Preferí no renunciar a cosas de la vida que, de haberlo hecho, me habrían llevado probablemente a más éxito
Sí, tuve una crisis, aunque siempre he tenido el coco bastante bien. Sin necesidad de mucha terapia, he tenido esta capacidad para autoregularme. Tuve esta capacidad de decir “basta”. Basta de dinero, basta de viajar, basta de no estar con la familia. Prioricé tener una familia, hijos, un huerto... Mis compañeros se preguntaban por qué paraba ahora, en mi momento de plenitud. Había llegado a una cuota de popularidad que me había explotado en las manos. Luego vinieron unos años de crecimiento personal muy guays, y así nació el Marc de ahora. Empecé también a dirigir teatro, que tenía muchas ganas. A partir de allí, volví a reengancharme como actor. Mi carrera fue eso: éxito, parón, reenganche. Cuando hice el parón, la gente me preguntaba en qué trabajaba. Siempre por trabajo, nunca por cómo estaba. Y yo no soporto a estas personas a las que solamente les interesa el trabajo, la productividad. Hay más cosas en la vida, y no me preguntaban por ellas. Quería explicar que estaba cuidando de mi familia, plantando un huerto con tomateras… Esto también es hacer algo, además de trabajo. Me dediqué a escribir, a la poesía, a la música, a mis canciones… Y volví.
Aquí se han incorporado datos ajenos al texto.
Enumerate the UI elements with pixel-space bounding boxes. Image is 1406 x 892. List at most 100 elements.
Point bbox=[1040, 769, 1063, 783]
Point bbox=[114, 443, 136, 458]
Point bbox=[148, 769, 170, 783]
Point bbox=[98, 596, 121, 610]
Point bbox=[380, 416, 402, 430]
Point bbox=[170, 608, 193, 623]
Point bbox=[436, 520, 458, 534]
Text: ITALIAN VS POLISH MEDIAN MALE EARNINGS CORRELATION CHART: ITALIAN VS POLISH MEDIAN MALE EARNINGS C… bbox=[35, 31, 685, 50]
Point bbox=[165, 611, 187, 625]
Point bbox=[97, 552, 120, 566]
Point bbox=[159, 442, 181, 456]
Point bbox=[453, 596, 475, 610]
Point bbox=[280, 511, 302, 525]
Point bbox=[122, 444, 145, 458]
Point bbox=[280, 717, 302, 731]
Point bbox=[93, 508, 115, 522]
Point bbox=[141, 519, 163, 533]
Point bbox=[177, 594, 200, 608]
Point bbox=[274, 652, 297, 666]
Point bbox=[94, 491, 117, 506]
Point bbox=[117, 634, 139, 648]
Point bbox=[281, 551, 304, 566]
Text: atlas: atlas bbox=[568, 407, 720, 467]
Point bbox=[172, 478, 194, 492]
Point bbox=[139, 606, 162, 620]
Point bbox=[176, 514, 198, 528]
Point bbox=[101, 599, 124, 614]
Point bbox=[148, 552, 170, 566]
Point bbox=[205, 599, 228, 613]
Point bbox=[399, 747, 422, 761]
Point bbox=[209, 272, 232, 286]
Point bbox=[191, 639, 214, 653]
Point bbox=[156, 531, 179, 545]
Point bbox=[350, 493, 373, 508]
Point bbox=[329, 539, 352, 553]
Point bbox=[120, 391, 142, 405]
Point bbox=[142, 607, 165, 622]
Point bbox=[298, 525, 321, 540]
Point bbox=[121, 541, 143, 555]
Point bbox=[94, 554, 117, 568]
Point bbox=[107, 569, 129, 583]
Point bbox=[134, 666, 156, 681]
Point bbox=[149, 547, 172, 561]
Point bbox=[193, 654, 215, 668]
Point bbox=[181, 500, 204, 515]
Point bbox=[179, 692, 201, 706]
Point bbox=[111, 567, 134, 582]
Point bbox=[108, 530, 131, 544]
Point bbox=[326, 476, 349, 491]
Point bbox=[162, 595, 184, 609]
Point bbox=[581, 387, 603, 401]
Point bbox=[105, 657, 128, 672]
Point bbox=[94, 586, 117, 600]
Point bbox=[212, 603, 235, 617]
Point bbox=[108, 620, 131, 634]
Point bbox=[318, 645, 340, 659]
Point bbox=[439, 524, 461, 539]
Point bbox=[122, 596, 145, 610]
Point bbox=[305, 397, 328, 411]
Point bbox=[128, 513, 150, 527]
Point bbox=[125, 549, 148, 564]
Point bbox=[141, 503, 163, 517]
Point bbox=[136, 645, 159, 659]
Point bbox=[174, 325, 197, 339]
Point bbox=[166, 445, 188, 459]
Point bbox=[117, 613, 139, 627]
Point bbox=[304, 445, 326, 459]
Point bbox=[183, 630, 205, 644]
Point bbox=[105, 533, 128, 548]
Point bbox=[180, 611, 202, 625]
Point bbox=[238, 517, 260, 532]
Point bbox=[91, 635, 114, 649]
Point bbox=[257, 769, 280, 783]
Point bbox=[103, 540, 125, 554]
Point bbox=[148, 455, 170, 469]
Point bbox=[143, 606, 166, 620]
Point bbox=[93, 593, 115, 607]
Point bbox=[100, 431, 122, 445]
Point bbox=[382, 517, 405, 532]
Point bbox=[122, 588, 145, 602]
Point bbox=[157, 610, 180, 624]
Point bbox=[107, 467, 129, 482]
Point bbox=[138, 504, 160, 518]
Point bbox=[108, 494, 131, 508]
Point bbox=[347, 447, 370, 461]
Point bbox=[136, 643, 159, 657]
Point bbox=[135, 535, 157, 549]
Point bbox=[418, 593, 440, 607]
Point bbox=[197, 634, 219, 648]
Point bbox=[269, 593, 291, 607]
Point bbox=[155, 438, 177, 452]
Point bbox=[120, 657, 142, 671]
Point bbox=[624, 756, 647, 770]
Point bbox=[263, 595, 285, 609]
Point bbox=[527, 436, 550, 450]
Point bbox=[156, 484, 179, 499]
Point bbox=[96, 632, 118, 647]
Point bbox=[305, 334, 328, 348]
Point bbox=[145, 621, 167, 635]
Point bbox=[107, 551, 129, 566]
Cuando me preguntas qué espero, yo ya conozco este oficio. ¿Que con la película no pasa nada? Perfecto. ¿Qué va muy bien? Fantástico, por eso lo espero todo. No es fácil llegar a este punto, pero tengo ya 60 tacos. Pero yo me lo he pasado tan bien haciéndola que si no pasa nada, da igual, porque ya estoy satisfecho. Si va bien y me dicen que esta película me llevará luego a hacer un determinado papel con otra persona, pues fantástico, estoy listo para ello. Y si no lo hago, también estoy preparado para el fracaso, porque ya he pasado por ello. Trabajo cada día con actores y lo peor que hay es este deseo de triunfo, ya que genera ansiedad. Más hoy en día, que todo va muy rápido: el éxito, el dinero, la notoriedad… Un día tienes pocos seguidores, haces una serie en Netflix y llegas a 3 millones. ¿Tú crees que alguien con 20 años puede gestionar eso? Ya te digo yo que no. O es una persona muy bien acompañada, o es pasto de terapia. Yo, por suerte, me ahorré esto porque venía de una familia muy centrada, como te he dicho. Mi padre me aconsejaba que desconfiara de todo el mundo, porque hoy puede ser blanco y mañana que no te hagan ni caso. Esto me fue muy bien. Me hice mayor y decidí dejar de perseguir la zanahoria. Escogí la vida al trabajo. Preferí no renunciar a cosas de la vida que, de haberlo hecho, me habrían llevado probablemente a más éxito.
Ahora la industria es muy potente. Cuando empecé, aquí prácticamente no había industria. Yo fui chico Ventura Pons y lo hacíamos con un zapato y una alpargata. Ahora la industria tiene voz propia, más medios, y si me quieren en ella, perfecto. Si no, tengo otras tareas.
¿Hay algo más que te gustaría?
Me gusta mucho poder escoger. Con la boca grande, me gustaría tener 3 posibles proyectos y elegir uno porque me apetece. Aunque si tengo uno, hago como Fernando Fernán Gómez, que decía “vamos a hacer la otra”. Y su representante preguntaba “¿qué otra? ¡Si no hay otra!”. Y Fernán Gómez decía “pues vamos a hacer esta”.
Estás en un punto mental al que mucha gente le gustaría llegar.
Esta es una de las cosas chulas de hacerse mayor. Desde que no puse el trabajo por delante, soy más feliz. Y el coaching de actores, ciertamente, es mi verdadera vocación. Si no sale nada, yo siempre tengo mono de ir a hacer de coach.